This post was written by Shonali Banerjee, Doctoral Candidate in International Development, University of Sussex.
As global humanitarian crises get broader, more complicated and more urgent, it’s critical to evaluate the current aid models and how they might be improved. Professor Thea Hilhorst of Erasmus University in the Netherlands discussed this topic earlier in the summer during a fascinating lecture at the Institute of Development Studies (IDS). A long-time scholar of humanitarian and reconstruction issues, Professor Hilhorst examined the many pitfalls of the classical humanitarian aid paradigms and explored the direction future humanitarian aid models can (and likely should) take. Here I’ll discuss the lecture and it’s many key takeaways, and relate Professor Hilhorst’s points to my own previous work with refugees on the Thailand/Myanmar Border.
The lecture emphasized the classical humanitarian aid paradigm and how deeply grounded it is in exceptionalism. As Professor Hilhorst explained, humanitarian aid was designed solely to ameliorate an emergency; it’s a temporary stop gap, never a permanent solution. The nature of these short-term funding cycles is due to the fact that humanitarian assistance is viewed in the legal frameworks as being both urgent and temporary. As such, funding from these organizations will almost never be provided on a long-term, multi-year basis, which inherently adds to the continuing precariousness of situations in conflict-ridden areas. This ingrained separation between crisis and normality forms the foundational framework of the traditional humanitarian aid model– the idea that crisis (be it man-made or natural) is only temporary.

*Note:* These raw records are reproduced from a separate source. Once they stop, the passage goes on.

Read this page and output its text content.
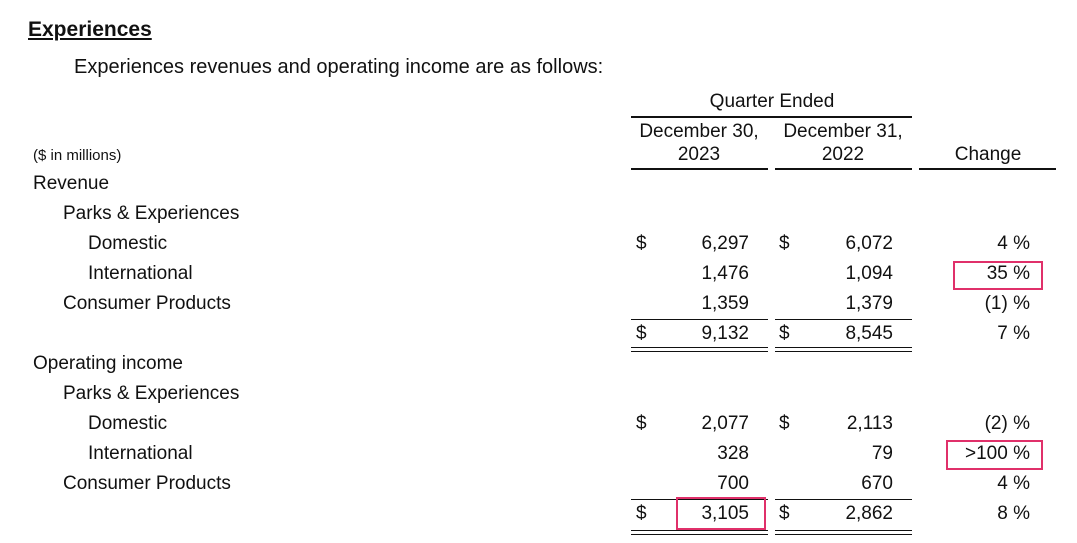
Experiences
Experiences revenues and operating income are as follows:
Quarter Ended
December 30,
2023
December 31,
2022	Change
($ in millions)
Revenue
Parks & Experiences
Domestic	$	6,297 $	6,072	4 %
International	1,476	1,094	35 %
Consumer Products	1,359	1,379	(1) %
$	9,132 $	8,545	7 %
Operating income
Parks & Experiences
Domestic	$	2,077 $	2,113	(2) %
International	328	79	>100 %
Consumer Products	700	670	4 %
$	3,105 $	2,862	8 %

Unfortunately, reality has shown that humanitarian issues stemming from a range of causes are very rarely resolved in a quick and timely fashion. The US Federal Emergency Management Agency (FEMA) halted the majority of it’s operations in Puerto Rico mere months after Hurricane Maria decimated the island in September 2017, and yet thousands of citizens still don’t have electricity nearly one year later. Similar could be said regarding the immensely complex situation in Syria, which has seen millions of refugees and displaced people pour into neighboring countries like Lebanon, Turkey, and Greece. Given the short-term and constantly refreshing nature of many humanitarian aid programs, providing long-term solutions for resettlement and resource concerns in these areas is an extraordinarily difficult task.
Returning to the idea of emergency vs. the status quo, Professor Hilhorst made the important point that in current times it seems that crisis is the new normal. So how should humanitarian aid be properly distributed in order to reach the most people effectively? One significant model that has been in circulation in recent years is “the local” option. In 2016, just 0.2% of humanitarian funding globally was channeled through local actors. The idea of localizing aid, and maintaining a more grounded approach to distribution could produce a higher rate of aid being effectively used. However, complications arise in this model as well. Persistent notions of victimhood come to the forefront here, with one entity playing the role of benevolent benefactor and the other a disenfranchised victim. As Hilhort mentions, both sides end up playing a game, with aid recipients often realizing that the only real way to ensure they get the aid funding is to victimize themselves, rather than work on rebuilding and local empowerment.
This most recent point brought to mind my years of work in northern Thailand, where I spent time working with various organizations supporting refugees from Myanmar. Although many regions of Myanmar along the Thai border still experience bursts of violence, local militia upheaval, and civil unrest, the overall consensus has been that the regions have relatively stabilized in recent years with the fall of the Burmese military junta. Despite the current relative peace, refugee and internally displaced persons (IDP) communities are reluctant to return to their homelands. For many, Thailand has been their home now for generations; the refugee camps have oftentimes become fully functioning communities. Children born in refugee camps are technically Thai and therefore allowed to attended regional Thai schools, a much better educational opportunity than in Myanmar.
This creates a difficult situation for the refugees, the humanitarian aid organizations, and the Thai government. Thailand has long had contentious relationships with ethnic minority groups from Myanmar, and often local Thai governments have no desire to expend their resources supporting migrant or refugee populations. And since resettlement efforts have halted in many areas, refugee camps have gone from becoming a short-term “crisis” option to permanent settlements. Several large refugee camps have consistently received aid from the humanitarian aid framework, but many smaller camps and settlements have been overlooked due to ethnic issues and scale constraints. Although there is little question that aid should be more localized, one concern is how to prevent local biases and regional conflicts from affecting how the aid is distributed.